There’s a reason why I haven’t watched Grand Hotel in a long time. It’s kind of a slog to get through, with its stories all over the place. But you know what would make that more exciting? Nazis!
Just add members of Hitler’s authoritarian regime to the basic outline of Grand Hotel, and you get Hotel Berlin. The 1945 film, just released on DVD for the first time by Warner Archive, is based on a novel by Vicki Baum. The book was intended as a sequel to Grand Hotel, but the film has none of the characters from that movie. After all, Hotel Berlin was made by Warner Bros. and Grand Hotel by MGM.
Keeping with the similarities to Grand Hotel, there is a revolving door of characters who keep running into each other, with their own private problems. Here, they are all overshadowed by the growing fear of Hitler losing the war. It’s clear that Warner Bros. was trying to show how even in defeat, Nazis are evil and plotting to take over the world.
The strength of the film is the lead roles it gives to character actors. While Grand Hotel was a glitzy A-list affair, Hotel Berlin borders on a B-movie. There’s the great Raymond Massey as a German officer who plotted to kill Hitler and is desperate to escape to Sweden. Peter Lorre gives one of his finest performances as a disillusioned scientist who is starting to think that there are no “Good Germans.” Citizen Kane‘s George Coulouris turns his hair blonde to play the one Nazi officer who refuses to believe the war is lost. Henry Daniell is a Nazi organizing escapes to South America to start a Nazi Underground.
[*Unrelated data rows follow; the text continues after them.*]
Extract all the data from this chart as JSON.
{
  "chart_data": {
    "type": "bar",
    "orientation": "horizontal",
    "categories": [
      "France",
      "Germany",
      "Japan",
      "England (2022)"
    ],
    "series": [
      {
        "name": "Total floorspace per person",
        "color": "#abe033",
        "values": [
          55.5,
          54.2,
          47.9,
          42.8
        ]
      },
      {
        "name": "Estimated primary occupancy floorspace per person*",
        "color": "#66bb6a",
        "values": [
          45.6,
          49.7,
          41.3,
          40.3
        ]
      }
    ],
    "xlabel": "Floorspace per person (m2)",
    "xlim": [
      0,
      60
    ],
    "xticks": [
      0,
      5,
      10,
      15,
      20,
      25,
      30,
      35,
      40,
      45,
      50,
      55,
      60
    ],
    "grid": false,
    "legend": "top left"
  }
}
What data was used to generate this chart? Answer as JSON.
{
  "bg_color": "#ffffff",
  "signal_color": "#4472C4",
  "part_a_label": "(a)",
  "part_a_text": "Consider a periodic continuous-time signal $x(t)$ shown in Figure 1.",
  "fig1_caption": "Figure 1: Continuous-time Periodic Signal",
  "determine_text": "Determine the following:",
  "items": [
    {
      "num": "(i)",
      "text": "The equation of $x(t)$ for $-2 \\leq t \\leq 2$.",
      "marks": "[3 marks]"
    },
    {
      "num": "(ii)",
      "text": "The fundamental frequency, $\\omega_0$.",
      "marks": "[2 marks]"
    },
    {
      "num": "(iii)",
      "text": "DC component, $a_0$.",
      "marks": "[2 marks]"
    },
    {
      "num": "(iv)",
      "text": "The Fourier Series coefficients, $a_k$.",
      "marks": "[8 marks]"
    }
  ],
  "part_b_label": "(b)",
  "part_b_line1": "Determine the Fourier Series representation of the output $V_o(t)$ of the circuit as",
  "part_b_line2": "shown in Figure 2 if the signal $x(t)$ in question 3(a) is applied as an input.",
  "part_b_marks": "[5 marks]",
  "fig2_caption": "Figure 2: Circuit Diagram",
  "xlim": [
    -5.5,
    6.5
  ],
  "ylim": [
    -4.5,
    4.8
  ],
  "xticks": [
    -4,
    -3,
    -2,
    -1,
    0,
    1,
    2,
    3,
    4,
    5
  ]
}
The roles that should have gone to big Hollywood stars went to young actors Warner Bros. had high hopes for. Helmut Dantine, best known for his bit part as the German pilot who stumbles into Mrs. Miniver‘s house, struggles to be a convincing leader of the German resistance. Andrea King comes off as an annoying famous German actress, and does not even try a German accent. Faye Emerson, who only got top billing because she was the third wife of President Franklin D. Roosevelt’s son Elliott, gives an eye-rolling-inducing performance as a woman who loved a Jewish man, but now sleeps with the enemy… literally.
Director Peter Godfrey, best known for Christmas in Connecticut, does an admirable job of keeping the film moving, despite a confined space where he has to juggle so much going on. It’s a tricky challenge to make a movie like this feel as big as the story is, but in such a small space. There are only a few sets used throughout the hotel. To keep it from turning into a filmed stage play, Godfrey and cinematographer Carl E. Guthrie (Caged, Christmas in Connecticut) do a good job of covering a scene from multiple angles.
As made clear by the film’s lack of a home video release, Hotel Berlin has never been treated well since 1945. One problem might be the film’s ending, which includes a statement signed by Winston Churchill, Roosevelt and the leader of the U.S.’ soon-to-be enemy, Josef Stalin. Warner Archive’s DVD shows that little to no restoration work was done here. At some points, it looks like this was sourced from a VHS tape. There is also heavy damage to the film, with lots of dust and even a big “crack” in one scene.
Warner Archive did include the fun trailer for Hotel Berlin. It includes a scene of Dantine reading a bulletin about the movie at the beginning. The rest of it is a riot, completely taking the movie out of context. At the end, it blares “MORE RELEVANT THAN CASABLANCA!”
However, that line from the trailer might really be why Hotel Berlin has fallen into obscurity. It’s a little bit too stuck in its own time – that is, the waning days of the war – to be relevant to today’s world, unlike the timeless Casablanca. The film does lack true star power, but the cast is mostly exceptional. Any Peter Lorre fan should be tripping over themselves to get a copy of this.
Thanks again to Warner Archive for a copy of this DVD to review!